Taylor v. Alabama

PETITIONER: Taylor
RESPONDENT: Alabama
LOCATION: Minnesota State Capitol Building

DOCKET NO.: 81-5152
DECIDED BY: Burger Court (1981-1986)
LOWER COURT: Supreme Court of Alabama

CITATION: 457 US 687 (1982)
ARGUED: Mar 23, 1982
DECIDED: Jun 23, 1982

ADVOCATES:
Robert M. Beno - on behalf of the Petitioner
Thomas R. Allison - on behalf of Respondent

Facts of the case

Question

Media for Taylor v. Alabama

Audio Transcription for Oral Argument - March 23, 1982 in Taylor v. Alabama

Warren E. Burger:

We will hear arguments next in Taylor v. Alabama.

Mr. Beno, you may proceed whenever you're ready.

Robert M. Beno:

Mr. Chief Justice and may it please this honorable Court:

This case comes out of the State of Alabama in reference to an arrest made on January 4, 1979.

Now, the background, which I think is very important in all criminal cases, especially when the Fourth Amendment is involved, of the facts and circumstances applicable to the record generally turn... make the case turn one way or the other.

Now, there was a robbery, without question, on the 2nd day of December, 1978.

Subsequent to that time, in the middle days of December a Charles Martin was arrested in reference to a completely different and separate rape and robbery, and he was in the county... or in the city jail in Montgomery, Alabama.

Do you acknowledge that whoever committed the robbery at the supermarket that you have just described left some fingerprints there?

Robert M. Beno:

There's no argument to that effect, Your Honor.

In fact, one issue here is whether or not... there are several... how many people were involved in the robbery.

Initially--

Well, today we're only really concerned about one of them, aren't we.

Robert M. Beno:

--The fingerprints and the confession, right.

And at the trial we didn't argue and did not move to suppress the fingerprints taken from the hotdogs and the package of sugar.

That's not at issue here.

The point here today is whether or not, first of all, there was an illegal arrest.

That's a critical issue, because if there's no illegal arrest there's no need to be in front of the Court today.

We have a situation where Mr. Martin said to the police officer, Mr.
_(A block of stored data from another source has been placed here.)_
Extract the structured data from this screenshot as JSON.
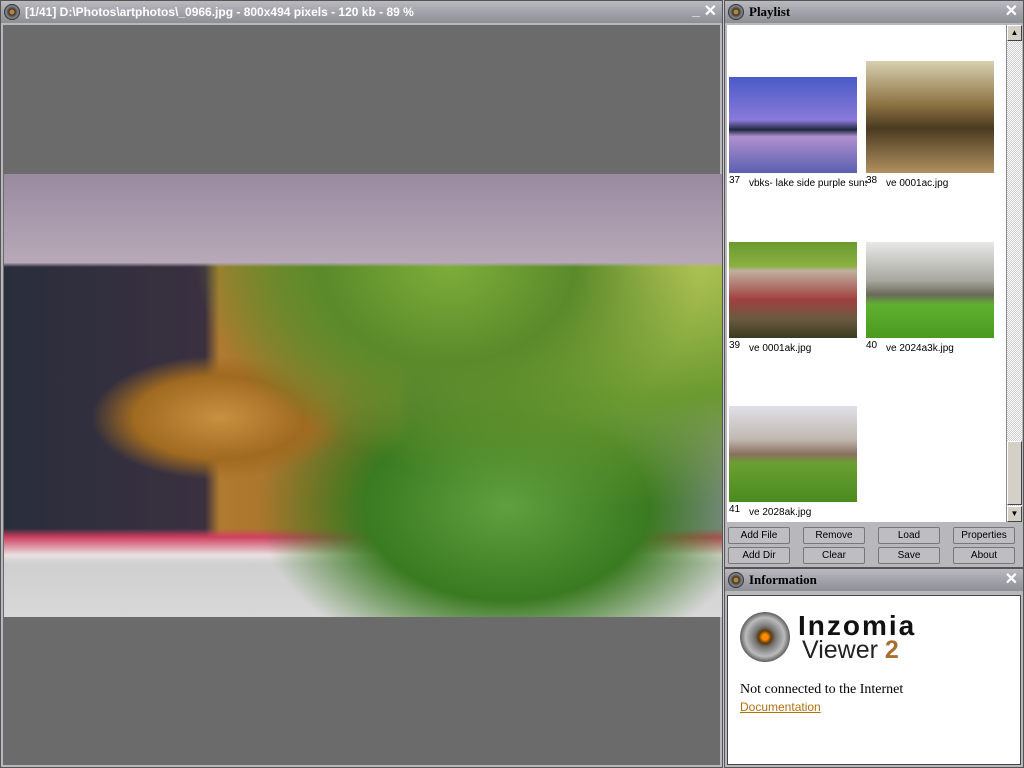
{
  "viewer": {
    "title": "[1/41] D:\\Photos\\artphotos\\_0966.jpg - 800x494 pixels - 120 kb - 89 %",
    "minimize": "_",
    "close": "✕"
  },
  "playlist": {
    "title": "Playlist",
    "close": "✕",
    "items": [
      {
        "num": "37",
        "name": "vbks- lake side purple sunset.jpg"
      },
      {
        "num": "38",
        "name": "ve 0001ac.jpg"
      },
      {
        "num": "39",
        "name": "ve 0001ak.jpg"
      },
      {
        "num": "40",
        "name": "ve 2024a3k.jpg"
      },
      {
        "num": "41",
        "name": "ve 2028ak.jpg"
      }
    ],
    "buttons": [
      "Add File",
      "Remove",
      "Load",
      "Properties",
      "Add Dir",
      "Clear",
      "Save",
      "About"
    ],
    "scroll_up": "▲",
    "scroll_down": "▼"
  },
  "information": {
    "title": "Information",
    "close": "✕",
    "brand_line1": "Inzomia",
    "brand_line2": "Viewer",
    "brand_version": "2",
    "status": "Not connected to the Internet",
    "link": "Documentation"
  }
}
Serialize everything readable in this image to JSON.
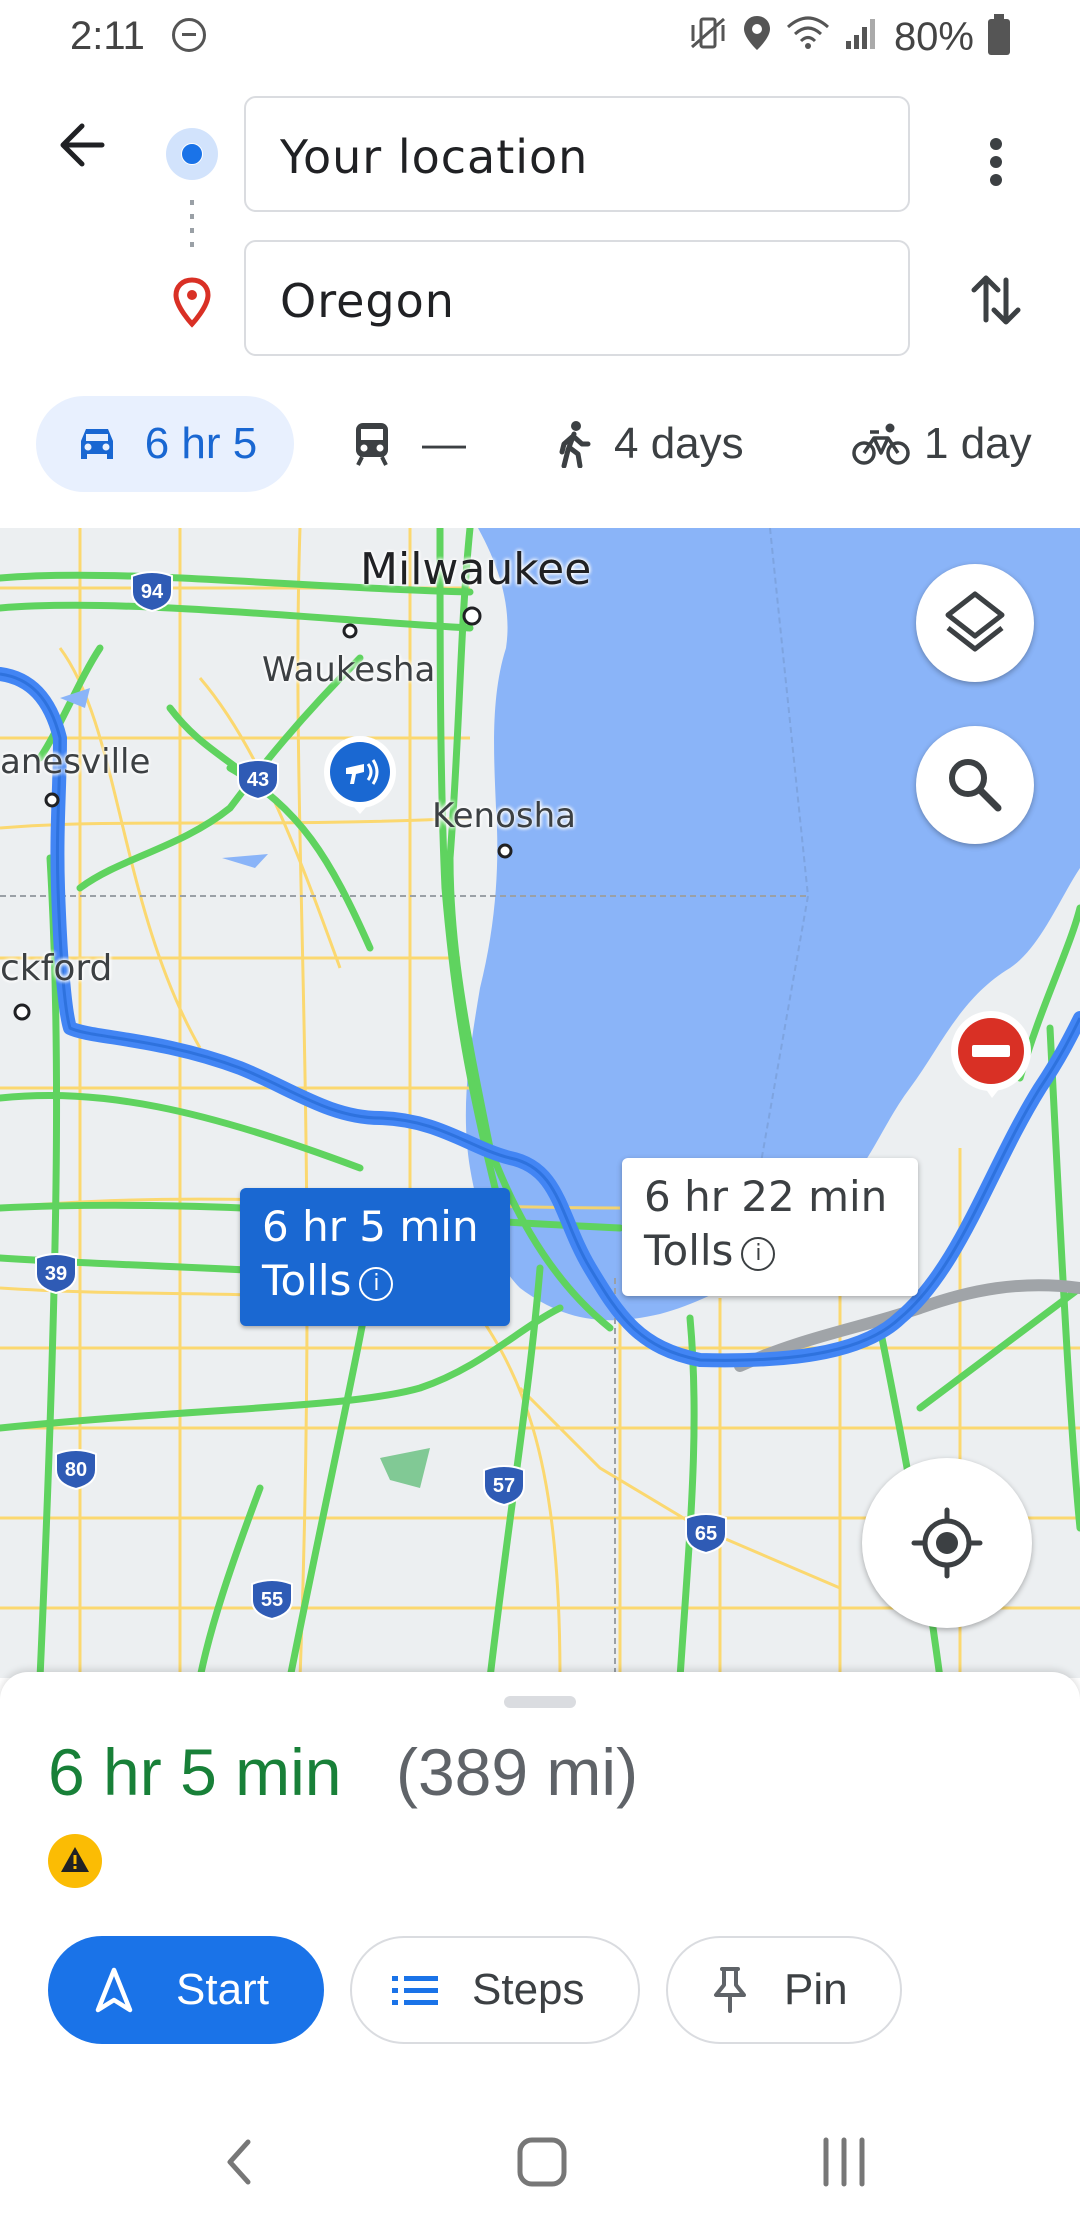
{
  "status_bar": {
    "time": "2:11",
    "battery": "80%",
    "icons": [
      "dnd-icon",
      "vibrate-icon",
      "location-icon",
      "wifi-icon",
      "signal-icon",
      "battery-icon"
    ]
  },
  "directions": {
    "origin": "Your location",
    "destination": "Oregon"
  },
  "modes": [
    {
      "icon": "car-icon",
      "label": "6 hr 5",
      "selected": true
    },
    {
      "icon": "train-icon",
      "label": "—",
      "selected": false
    },
    {
      "icon": "walk-icon",
      "label": "4 days",
      "selected": false
    },
    {
      "icon": "bike-icon",
      "label": "1 day",
      "selected": false
    }
  ],
  "map": {
    "cities": {
      "milwaukee": "Milwaukee",
      "waukesha": "Waukesha",
      "janesville": "anesville",
      "kenosha": "Kenosha",
      "rockford": "ckford"
    },
    "shields": {
      "i94": "94",
      "i43": "43",
      "i39": "39",
      "i80": "80",
      "i57": "57",
      "i55": "55",
      "i65": "65"
    },
    "route_primary": {
      "time": "6 hr 5 min",
      "tolls": "Tolls"
    },
    "route_alt": {
      "time": "6 hr 22 min",
      "tolls": "Tolls"
    },
    "colors": {
      "water": "#8ab4f8",
      "route": "#4285f4",
      "traffic": "#5fd35f",
      "road": "#fdd663",
      "alt_route": "#a0a4a8"
    }
  },
  "summary": {
    "duration": "6 hr 5 min",
    "distance": "(389 mi)"
  },
  "actions": {
    "start": "Start",
    "steps": "Steps",
    "pin": "Pin"
  }
}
Mobley... I think if you'll refer to the record at page 7 of the record, his statement to the court was that he had heard... that's not in the appendix, that's in the record... he had heard.

At which time I moved or I objected, and there was a discussion in front of the court and in front of the officer, and during that discussion the judge came to the conclusion and stated that, well, I think that this, what he heard from someone else, if it cannot be substantiated, certainly cannot be grounds to base a credibility upon which an arrest can follow.

Well, if you'll notice, on page 15... no, on page 13 of the record, after this discussion is over we come back and we ask Mr. Mobley another question, and now he says:

"Well, I don't know where he got it. "

"I don't know where he got it. "

This certainly... the element of credibility is involved here.

Once in front of the court and the court has said that, well, just hearing this is not sufficient, it appears that his testimony changes.

I think that's critical, because credibility is very important when this court decides this case.

At any rate--

May I interrupt you for just a second?

The question presented that you framed in your brief is whether or not a confession taken from Petitioner following a warrantless arrest based on less than probable cause.

Robert M. Beno:

--That's correct.

And so you... for purposes of our consideration of the case, do we assume there was less than probable cause?